La Banque nationale suisse a également noté que les personnes de plus de 55 ans et les ménages à faible revenu utilisent plus les espèces que la moyenne. Dans le même temps, les paiements et les services bancaires mobiles, qui ne favorisent pas l’utilisation d’argent liquide, sont considérés comme utiles pour éviter l’exclusion financière des plus vulnérables dans certains pays africains.
Préoccupées par son déclin, des voix se sont élevées en Suisse pour protéger l’utilisation de l’argent liquide dans le pays.
Une motion déposée en 2020 visait à inscrire le droit de payer en espèces, qui est déjà inclus dans le droit suisse, dans la constitution. Mais le Conseil national, l’équivalent de l’Assemblée nationale, l’a rejetée en 2022.
En 2018, un postulat de l’ancienne conseillère nationale Priska Birrer Heimo, du parti socialiste, visait à faire étudier par les élus un renforcement du droit de payer en espèces. Le Conseil national l’a adopté en 2020.
Mais le Conseil fédéral a rejeté l’idée en septembre dernier, car ce « changement de paradigme » aurait pu contraindre les entreprises à accepter des paiements en espèces dans le cadre de contrats commerciaux, ce qui « porterait gravement atteinte à la liberté contractuelle » et pourrait « distordre la concurrence entre les entreprises ».
Cette fois-ci, le Conseil est en faveur de la sécurisation de l’accès à l’argent liquide et de la consultation publique en cas de changement de monnaie nationale par la Constitution.
Estimant que l’initiative populaire devait être plus précise et plus clairement formulée, le Conseil a demandé au Département fédéral des finances d’élaborer d’ici fin août un contre-projet qui arriveraient aux résultats recherchés par l’initiative populaire.
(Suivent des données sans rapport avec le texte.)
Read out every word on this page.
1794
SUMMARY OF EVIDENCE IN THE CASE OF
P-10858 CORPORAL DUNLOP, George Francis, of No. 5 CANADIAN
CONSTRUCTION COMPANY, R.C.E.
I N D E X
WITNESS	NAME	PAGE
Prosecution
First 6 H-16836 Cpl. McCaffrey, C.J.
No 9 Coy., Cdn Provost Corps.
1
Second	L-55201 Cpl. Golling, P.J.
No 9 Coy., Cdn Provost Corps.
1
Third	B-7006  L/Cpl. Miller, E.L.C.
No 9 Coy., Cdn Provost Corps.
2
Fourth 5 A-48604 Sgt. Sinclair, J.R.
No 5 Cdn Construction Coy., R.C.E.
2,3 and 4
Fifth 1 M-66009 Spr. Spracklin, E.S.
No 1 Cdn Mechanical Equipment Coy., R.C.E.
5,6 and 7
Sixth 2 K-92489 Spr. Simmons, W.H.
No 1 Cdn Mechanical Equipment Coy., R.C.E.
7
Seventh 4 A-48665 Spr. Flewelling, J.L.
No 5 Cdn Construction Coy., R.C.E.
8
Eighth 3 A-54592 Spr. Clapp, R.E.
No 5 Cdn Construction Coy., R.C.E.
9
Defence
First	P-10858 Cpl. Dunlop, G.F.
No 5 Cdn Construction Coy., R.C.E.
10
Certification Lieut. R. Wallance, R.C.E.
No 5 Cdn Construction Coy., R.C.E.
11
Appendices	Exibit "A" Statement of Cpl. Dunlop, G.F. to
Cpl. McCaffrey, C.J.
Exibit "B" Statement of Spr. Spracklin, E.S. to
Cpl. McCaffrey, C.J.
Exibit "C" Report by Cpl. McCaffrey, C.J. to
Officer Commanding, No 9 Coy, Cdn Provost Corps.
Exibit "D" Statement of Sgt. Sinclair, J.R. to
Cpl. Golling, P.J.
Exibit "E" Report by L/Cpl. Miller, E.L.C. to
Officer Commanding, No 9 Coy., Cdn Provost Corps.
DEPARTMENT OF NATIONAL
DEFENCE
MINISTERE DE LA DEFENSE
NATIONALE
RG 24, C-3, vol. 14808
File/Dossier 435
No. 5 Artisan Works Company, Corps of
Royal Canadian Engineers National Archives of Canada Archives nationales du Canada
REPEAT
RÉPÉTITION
La population devra encore adopter le contre-projet par référendum. Mais il aura probablement plus de chances de passer car les initiatives populaires sont rarement acceptées par les citoyens suisses.
En octobre dernier, le gouvernement italien a déclaré vouloir augmenter le plafond des paiements en espèces à 10 000 euros, ce qui selon l’opposition risquait de favoriser l’économie souterraine et les activités criminelles.